Additionally, when scientists look at planets outside our Solar System, ice giants like Uranus and Neptune seem to dominate the Universe. And yet, they are the only main planets in our Solar System that we’ve never orbited. “Ice giant-like planets are some of the most common ones out there,” Bethany Ehlmann, a professor at Caltech and one of the steering committee members on the Decadal, tells The Verge. “We have two in our cosmic neighborhood in our Solar System, and it’s high time we check them out.”

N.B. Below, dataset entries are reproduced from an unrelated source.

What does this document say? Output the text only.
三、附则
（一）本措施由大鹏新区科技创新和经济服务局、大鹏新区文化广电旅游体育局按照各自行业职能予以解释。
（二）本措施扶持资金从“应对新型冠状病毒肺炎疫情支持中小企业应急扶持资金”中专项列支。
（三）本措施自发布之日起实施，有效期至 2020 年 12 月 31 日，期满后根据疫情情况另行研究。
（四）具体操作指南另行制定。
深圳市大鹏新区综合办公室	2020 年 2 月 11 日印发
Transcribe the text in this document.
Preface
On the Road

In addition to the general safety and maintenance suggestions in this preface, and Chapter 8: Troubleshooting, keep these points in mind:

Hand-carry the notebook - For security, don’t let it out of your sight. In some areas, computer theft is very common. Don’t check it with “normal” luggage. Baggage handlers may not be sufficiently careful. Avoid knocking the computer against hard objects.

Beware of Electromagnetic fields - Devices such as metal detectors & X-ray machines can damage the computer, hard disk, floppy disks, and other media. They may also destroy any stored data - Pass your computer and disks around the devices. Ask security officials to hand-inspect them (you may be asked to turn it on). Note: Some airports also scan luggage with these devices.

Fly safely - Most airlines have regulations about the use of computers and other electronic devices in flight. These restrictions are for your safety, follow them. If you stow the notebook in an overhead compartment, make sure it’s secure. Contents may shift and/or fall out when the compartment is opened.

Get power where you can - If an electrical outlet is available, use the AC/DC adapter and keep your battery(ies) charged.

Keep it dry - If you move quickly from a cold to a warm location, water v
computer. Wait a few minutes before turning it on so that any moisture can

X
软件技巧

The Uranus mission is at the top of a long wishlist detailed today in what is known as the Planetary Science Decadal Survey. Published by the National Academies of Sciences, Engineering, and Medicine, it’s a massive document written every 10 years or so by groups of planetary scientists detailing the space missions they’d most like to see happen a decade into the future. The Decadal Survey is done so infrequently because of the extensive amount of time it takes to plan and build a flagship interplanetary spacecraft, often requiring roughly a decade of work to execute.
Because it takes so long to pull off a space mission, scientists have to be strategic about their asks, ranking the missions they want to happen in order of highest to lowest priority. The Uranus mission was actually first recommended in 2011 during the last Decadal Survey, but the spacecraft was listed as the third-highest priority behind a Mars rover designed to look for signs of life on the Red Planet and a spacecraft to study Jupiter’s icy moon Europa, thought to harbor a liquid water ocean underneath its surface.
Both of those priorities have manifested into actual missions. The Mars rover became NASA’s Perseverance rover, which landed on the Red Planet in February 2021 and continues to drill up samples of Martian soil. The mission to Europa became NASA’s Europa Clipper, a spacecraft designed to periodically zoom by Jupiter’s moon to potentially taste its atmosphere and perhaps pass through plumes of water that might erupt from its surface. As of now, Europa Clipper is slated to launch in October of 2024, with its arrival at Europa scheduled for 2030......
NASA wants to probe.......Uranus......?!